In Abramo il frutto della fede è la Paternità, la cui fonte è Dio stesso (LF 11). Come Abramo così dovrà fare anche Israele, che imparerà a fare memoria dei benefici che Dio ha offerto e donato. Pertanto questa fede risulterà legata alla conversione, ponendosi come superamento di ogni idolatria (LF 13). L'azione di Dio nella vicenda storica d'Israele trova il suo cuore, centro e completa mento nella vita di Gesù, «luogo dell'intervento definitivo di Dio» (LF 15) ma anche possibilità per credere "all'affidabilità di Dio" e della sua Parola. In Cristo il credente fa esperienza di quella fede che è anche ecclesiale: «La nostra cultura ha perso la percezione di questa presenza concreta di Dio, della sua azione nel mondo. Pensiamo che Dio si trovi solo al di là, in un altro livello di realtà, separato dai nostri rapporti concreti» (LF 17). La fede cioè è fondata sulla verità e si esprime mediante un amore che nasce come trasformazione interiore, determinando conversione, e poi si manifesta in atti concreti che non sono assimilabili ad una lettura sentimentalista. Unita alla verità la fede «vede più lontano, perché comprende l'agire di Dio, che è fedele alla sua alleanza e alle sue promesse» (LF 24) ma sarà solo mediante l'amore che essa porterà luce poiché evidenza di una trasformazione interiore: «Amore e verità non si possono separare. Senza amore, la verità diventa fredda, impersonale, oppressiva per la vita concreta della persona. La verità che cerchiamo, quella che offre significato ai nostri passi, ci illumina quando siamo toccati dall'amore. Chi ama capisce che l'amore è esperienza di verità, che esso stesso apre i nostri occhi per vedere tutta la realtà in modo nuovo, in unione con la persona amata» (LF 27).

Nel segno del servizio
La fede si esprime nel servizio, nel quotidiano costante e silenzioso martirio spirituale di chi si dona agli altri perché ha riconosciuto che è questa la via che ha tracciato il Maestro e Signore, che come annuncia l'Evangelo, è venuto per servire e non per essere servito (cf. Mc 10,43). L'enciclica non trascura questo ineludibile passaggio, insistendo spesso sul legame tra fede e servizio. Le diverse sfumature e le molteplici prospettive che attraversano il testo, infatti, lasciando che la luce della fede possa irradiarsi sulla vita della Chiesa e sul mondo sociale, possono trovare una chiave di lettura unitaria nel tema del servizio. A riguardo la prima preoccupazione che sembra occupare lo scritto è quella di dare unità ad un servizio che, ribadisce il testo, non può essere inteso in senso individualistico: «I cristiani sono "uno" (cf. Gal 3,28), senza perdere la loro individualità, e nel servizio agli altri ognuno guadagna fino in fondo il proprio essere».
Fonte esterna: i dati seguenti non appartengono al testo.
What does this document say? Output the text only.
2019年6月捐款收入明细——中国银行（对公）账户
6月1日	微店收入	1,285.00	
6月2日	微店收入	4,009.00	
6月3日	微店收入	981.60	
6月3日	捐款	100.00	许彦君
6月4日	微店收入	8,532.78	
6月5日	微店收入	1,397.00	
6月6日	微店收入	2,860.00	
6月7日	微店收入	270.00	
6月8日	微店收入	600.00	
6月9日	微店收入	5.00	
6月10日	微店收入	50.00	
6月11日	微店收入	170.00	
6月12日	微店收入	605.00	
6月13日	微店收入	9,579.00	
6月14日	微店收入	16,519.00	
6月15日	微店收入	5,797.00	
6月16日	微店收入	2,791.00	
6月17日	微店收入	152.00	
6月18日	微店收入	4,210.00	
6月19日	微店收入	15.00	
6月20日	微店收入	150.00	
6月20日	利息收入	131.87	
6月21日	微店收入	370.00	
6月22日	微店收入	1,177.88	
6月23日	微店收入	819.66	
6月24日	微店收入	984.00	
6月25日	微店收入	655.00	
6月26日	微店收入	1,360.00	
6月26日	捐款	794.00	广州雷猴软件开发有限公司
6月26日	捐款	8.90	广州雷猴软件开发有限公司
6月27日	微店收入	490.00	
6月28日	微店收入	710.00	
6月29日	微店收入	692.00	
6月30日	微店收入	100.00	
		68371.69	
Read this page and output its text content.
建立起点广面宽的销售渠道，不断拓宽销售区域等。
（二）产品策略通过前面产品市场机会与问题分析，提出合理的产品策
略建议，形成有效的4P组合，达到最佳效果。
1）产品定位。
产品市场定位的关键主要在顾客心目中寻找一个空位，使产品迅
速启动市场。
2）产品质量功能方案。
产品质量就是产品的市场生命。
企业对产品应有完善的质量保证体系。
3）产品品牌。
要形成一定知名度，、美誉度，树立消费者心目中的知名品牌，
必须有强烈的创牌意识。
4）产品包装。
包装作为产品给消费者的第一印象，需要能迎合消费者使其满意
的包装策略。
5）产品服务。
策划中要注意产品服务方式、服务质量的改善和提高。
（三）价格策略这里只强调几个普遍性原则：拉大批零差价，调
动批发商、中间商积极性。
L'orizzonte nel quale poter fare esperienza di ciò è quello ecclesiale: «Si capisce allora perché fuori da questo corpo, da questa unità della Chiesa in Cristo, da questa Chiesa che - secondo le parole di Romano Guardini - «è la portatrice storica dello sguardo plenario di Cristo sul mondo», la fede perde la sua "misura", non trova più il suo equilibrio, lo spazio necessario per sorreggersi». In questo modo non si intende impoverire l'apporto del singolo ma evidenziare che c'è un processo di cristificazione che riguarda in primis la stessa Chiesa. Di fede in fede del resto è il modo in cui lo Spirito Santo ha inteso trasmettere ad ogni generazione cristiana con più fecondità la possibilità di fare esperienza di Dio.
Vivere la propria fede nella Chiesa è allora un servizio, così come è tale la riflessione della teologia chiamata a non perdere contatto dall'intelligenza della fede che la Chiesa nei secoli ha sempre ripresentato: «La teologia poi condivide la forma ecclesiale della fede; la sua luce è la luce del soggetto credente che è la Chiesa. Ciò implica, da una parte, che la teologia sia al servizio della fede dei cristiani, si metta umilmente a custodire e ad approfondire il credere di tutti, soprattutto dei più semplici» (LF 36). Il legame tra fede e servizio, nel capitolo che considera maggiormente il ruolo e i compiti della Chiesa, viene presentato sinteticamente nella successione apostolica: «Come servizio all'unità della fede e alla sua trasmissione integra, il Signore ha nato alla Chiesa il dono della successione apostolica» (LF 49). Ma il valore e l'efficacia di tale relazione, che è data nell'amore, devono potersi esprimere nella testimonianza al mondo, in special modo in rapporto ai temi cruciali che interpellano i popoli della terra: «Proprio grazie alla sua connessione con l'amore (cf. Gal 5,6), la luce della fede si pone al servizio concreto della giustizia, del diritto e della pace» (LF 51).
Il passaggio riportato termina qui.